En Porfirio Muñoz Ledo: Historia oral 1933-1988, el político recuerda que, siendo subsecretario en la Oficina de la Presidencia de la República –responsable del discurso ideológico, de los informes de gobierno y de las reformas administrativas– en 1972, Echeverría le pidió que fuera a Chihuahua a un encuentro con un grupo grande de empresarios que habían convocado a varios intelectuales mexicanos para discutir sobre los problemas del país. Muñoz Ledo cuenta que llegó a la hacienda y que ahí estaban por lo menos cien empresarios: Eugenio Garza Lagüera, Marcelo Garza Sada, Rogelio Garza Sada, Eloy Vallina, Aníbal Iturbide, Rómulo O’Farril y Manuel Espinosa Yglesias, entre otros. Empezó a explicar cuál era la situación en el gobierno, hacia dónde se dirigía (reactivación económica, apertura de mercados internacionales, descongestionamientos políticos, apertura democrática, etcétera) y de pronto, un empresario se puso de pie y le dijo: “Pues estamos en contra por tal y tal y tal”. Muñoz Ledo les hizo saber su sorpresa: “Oye, ¿pues qué está pasando aquí, mano?, no es el lenguaje, así no nos llevamos”. La anécdota, contada en una serie de entrevistas llevadas a cabo entre el 17 y de 20 de diciembre de 1987, termina con un Muñoz Ledo muy seguro del conciliábulo entre la “infame derecha mexicana” y los empresarios.   
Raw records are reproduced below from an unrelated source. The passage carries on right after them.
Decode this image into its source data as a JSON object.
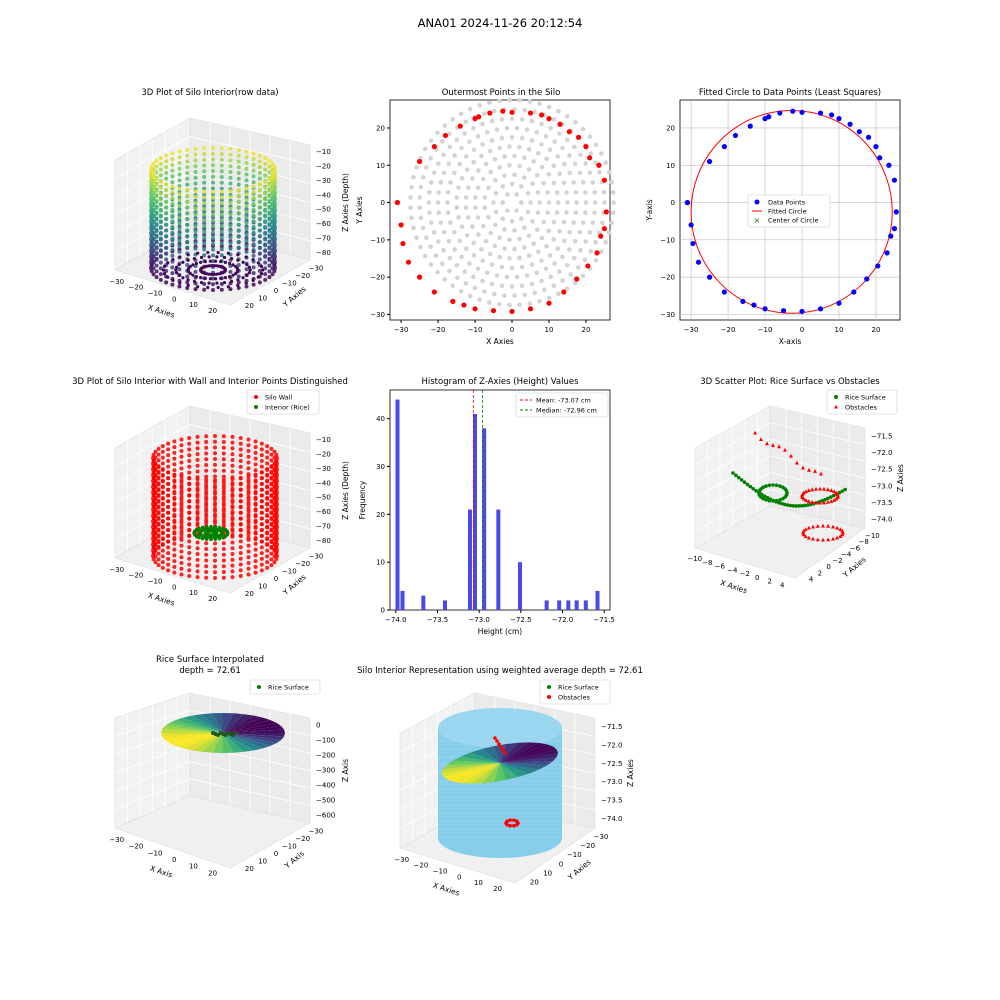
{
  "figure_title": "ANA01 2024-11-26 20:12:54",
  "colors": {
    "wall": "#ff0000",
    "rice": "#008000",
    "hist": "#4a4ae8",
    "silo": "#87ceeb",
    "grey": "#d3d3d3",
    "blue": "#0000ff"
  },
  "chart_data": [
    {
      "id": "p1",
      "type": "scatter3d",
      "title": "3D Plot of Silo Interior(row data)",
      "xlabel": "X Axies",
      "ylabel": "Y Axies",
      "zlabel": "Z Axies (Depth)",
      "xticks": [
        "−30",
        "−20",
        "−10",
        "0",
        "10",
        "20"
      ],
      "yticks": [
        "−30",
        "−20",
        "−10",
        "0",
        "10",
        "20"
      ],
      "zticks": [
        "−10",
        "−20",
        "−30",
        "−40",
        "−50",
        "−60",
        "−70",
        "−80"
      ],
      "colormap": "viridis",
      "zlim": [
        -90,
        0
      ],
      "radius": 27,
      "center": [
        -3,
        -2
      ]
    },
    {
      "id": "p2",
      "type": "scatter",
      "title": "Outermost Points in the Silo",
      "xlabel": "X Axies",
      "ylabel": "Y Axies",
      "xlim": [
        -33,
        26.5
      ],
      "ylim": [
        -31.5,
        27.5
      ],
      "xticks": [
        -30,
        -20,
        -10,
        0,
        10,
        20
      ],
      "yticks": [
        -30,
        -20,
        -10,
        0,
        10,
        20
      ],
      "tick_labels_x": [
        "−30",
        "−20",
        "−10",
        "0",
        "10",
        "20"
      ],
      "tick_labels_y": [
        "−30",
        "−20",
        "−10",
        "0",
        "10",
        "20"
      ],
      "center": [
        0,
        0
      ],
      "ring_step": 2.5,
      "rings": 11,
      "outer_points": [
        [
          -31,
          0
        ],
        [
          -30,
          -6
        ],
        [
          -29.5,
          -11
        ],
        [
          -28,
          -16
        ],
        [
          -25,
          -20
        ],
        [
          -21,
          -24
        ],
        [
          -16,
          -26.5
        ],
        [
          -13,
          -27.5
        ],
        [
          -10,
          -28.5
        ],
        [
          -5,
          -29
        ],
        [
          0,
          -29.2
        ],
        [
          5,
          -28.5
        ],
        [
          10,
          -27
        ],
        [
          14,
          -24
        ],
        [
          17.5,
          -20.5
        ],
        [
          20.5,
          -17
        ],
        [
          23,
          -13.5
        ],
        [
          24,
          -9
        ],
        [
          25,
          -7
        ],
        [
          25.5,
          -2.5
        ],
        [
          25,
          6
        ],
        [
          23.5,
          10
        ],
        [
          21,
          12
        ],
        [
          20,
          15
        ],
        [
          18,
          17.5
        ],
        [
          15.5,
          19
        ],
        [
          13,
          21
        ],
        [
          10,
          22.5
        ],
        [
          8,
          23.5
        ],
        [
          5,
          24
        ],
        [
          0,
          24.2
        ],
        [
          -2.5,
          24.5
        ],
        [
          -6,
          24
        ],
        [
          -9,
          23
        ],
        [
          -10,
          22.5
        ],
        [
          -14,
          20.5
        ],
        [
          -18,
          18
        ],
        [
          -21,
          15
        ],
        [
          -25,
          11
        ],
        [
          -31,
          0
        ]
      ]
    },
    {
      "id": "p3",
      "type": "scatter",
      "title": "Fitted Circle to Data Points (Least Squares)",
      "xlabel": "X-axis",
      "ylabel": "Y-axis",
      "xlim": [
        -33,
        26.5
      ],
      "ylim": [
        -31.5,
        27.5
      ],
      "xticks": [
        -30,
        -20,
        -10,
        0,
        10,
        20
      ],
      "yticks": [
        -30,
        -20,
        -10,
        0,
        10,
        20
      ],
      "tick_labels_x": [
        "−30",
        "−20",
        "−10",
        "0",
        "10",
        "20"
      ],
      "tick_labels_y": [
        "−30",
        "−20",
        "−10",
        "0",
        "10",
        "20"
      ],
      "circle": {
        "cx": -2.8,
        "cy": -2.5,
        "r": 27.2
      },
      "legend": [
        "Data Points",
        "Fitted Circle",
        "Center of Circle"
      ],
      "grid": true
    },
    {
      "id": "p4",
      "type": "scatter3d",
      "title": "3D Plot of Silo Interior with Wall and Interior Points Distinguished",
      "xlabel": "X Axies",
      "ylabel": "Y Axies",
      "zlabel": "Z Axies (Depth)",
      "xticks": [
        "−30",
        "−20",
        "−10",
        "0",
        "10",
        "20"
      ],
      "yticks": [
        "−30",
        "−20",
        "−10",
        "0",
        "10",
        "20"
      ],
      "zticks": [
        "−10",
        "−20",
        "−30",
        "−40",
        "−50",
        "−60",
        "−70",
        "−80"
      ],
      "legend": [
        "Silo Wall",
        "Interior (Rice)"
      ]
    },
    {
      "id": "p5",
      "type": "bar",
      "title": "Histogram of Z-Axies (Height) Values",
      "xlabel": "Height (cm)",
      "ylabel": "Frequency",
      "xlim": [
        -74.07,
        -71.43
      ],
      "ylim": [
        0,
        46
      ],
      "xticks": [
        -74.0,
        -73.5,
        -73.0,
        -72.5,
        -72.0,
        -71.5
      ],
      "tick_labels_x": [
        "−74.0",
        "−73.5",
        "−73.0",
        "−72.5",
        "−72.0",
        "−71.5"
      ],
      "yticks": [
        0,
        10,
        20,
        30,
        40
      ],
      "bins": [
        {
          "x": -73.98,
          "count": 44
        },
        {
          "x": -73.92,
          "count": 4
        },
        {
          "x": -73.67,
          "count": 3
        },
        {
          "x": -73.41,
          "count": 2
        },
        {
          "x": -73.11,
          "count": 21
        },
        {
          "x": -73.05,
          "count": 41
        },
        {
          "x": -72.94,
          "count": 38
        },
        {
          "x": -72.77,
          "count": 21
        },
        {
          "x": -72.51,
          "count": 10
        },
        {
          "x": -72.19,
          "count": 2
        },
        {
          "x": -72.04,
          "count": 2
        },
        {
          "x": -71.93,
          "count": 2
        },
        {
          "x": -71.83,
          "count": 2
        },
        {
          "x": -71.72,
          "count": 2
        },
        {
          "x": -71.58,
          "count": 4
        }
      ],
      "mean": -73.07,
      "median": -72.96,
      "mean_label": "Mean: -73.07 cm",
      "median_label": "Median: -72.96 cm"
    },
    {
      "id": "p6",
      "type": "scatter3d",
      "title": "3D Scatter Plot: Rice Surface vs Obstacles",
      "xlabel": "X Axies",
      "ylabel": "Y Axies",
      "zlabel": "Z Axies",
      "xticks": [
        "−10",
        "−8",
        "−6",
        "−4",
        "−2",
        "0",
        "2",
        "4"
      ],
      "yticks": [
        "−10",
        "−8",
        "−6",
        "−4",
        "−2",
        "0",
        "2",
        "4"
      ],
      "zticks": [
        "−71.5",
        "−72.0",
        "−72.5",
        "−73.0",
        "−73.5",
        "−74.0"
      ],
      "legend": [
        "Rice Surface",
        "Obstacles"
      ]
    },
    {
      "id": "p7",
      "type": "surface3d",
      "title_line1": "Rice Surface Interpolated",
      "title_line2": "depth = 72.61",
      "xlabel": "X Axis",
      "ylabel": "Y Axis",
      "zlabel": "Z Axis",
      "xticks": [
        "−30",
        "−20",
        "−10",
        "0",
        "10",
        "20"
      ],
      "yticks": [
        "−30",
        "−20",
        "−10",
        "0",
        "10",
        "20"
      ],
      "zticks": [
        "0",
        "−100",
        "−200",
        "−300",
        "−400",
        "−500",
        "−600"
      ],
      "legend": [
        "Rice Surface"
      ]
    },
    {
      "id": "p8",
      "type": "surface3d",
      "title": "Silo Interior Representation using weighted average depth = 72.61",
      "xlabel": "X Axies",
      "ylabel": "Y Axies",
      "zlabel": "Z Axies",
      "xticks": [
        "−30",
        "−20",
        "−10",
        "0",
        "10",
        "20"
      ],
      "yticks": [
        "−30",
        "−20",
        "−10",
        "0",
        "10",
        "20"
      ],
      "zticks": [
        "−71.5",
        "−72.0",
        "−72.5",
        "−73.0",
        "−73.5",
        "−74.0"
      ],
      "legend": [
        "Rice Surface",
        "Obstacles"
      ]
    }
  ]
}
Traigo a cuento esta breve historia de desencuentros entre el PRI y los empresarios porque el viejo PRI, reencarnado ahora en Javier Lozano, expanista y vocero de José Antonio Meade Kuribreña, ha decidido desempolvar esas rencillas, asegurando que existe una fuerte presión de una corriente empresarial para que su candidato y Margarita Zavala declinen en favor de Ricardo Anaya, pues no quieren que Andrés Manuel López Obrador gane la elección del próximo 1 de julio. Y esa joya de rencor memorioso es tan irreprimible que ese priista que algunos llevan dentro no se resiste a revivir, una y otra vez, “el conciliábulo entre la infame derecha mexicana y los empresarios”.  Old habits (priistas) die hard.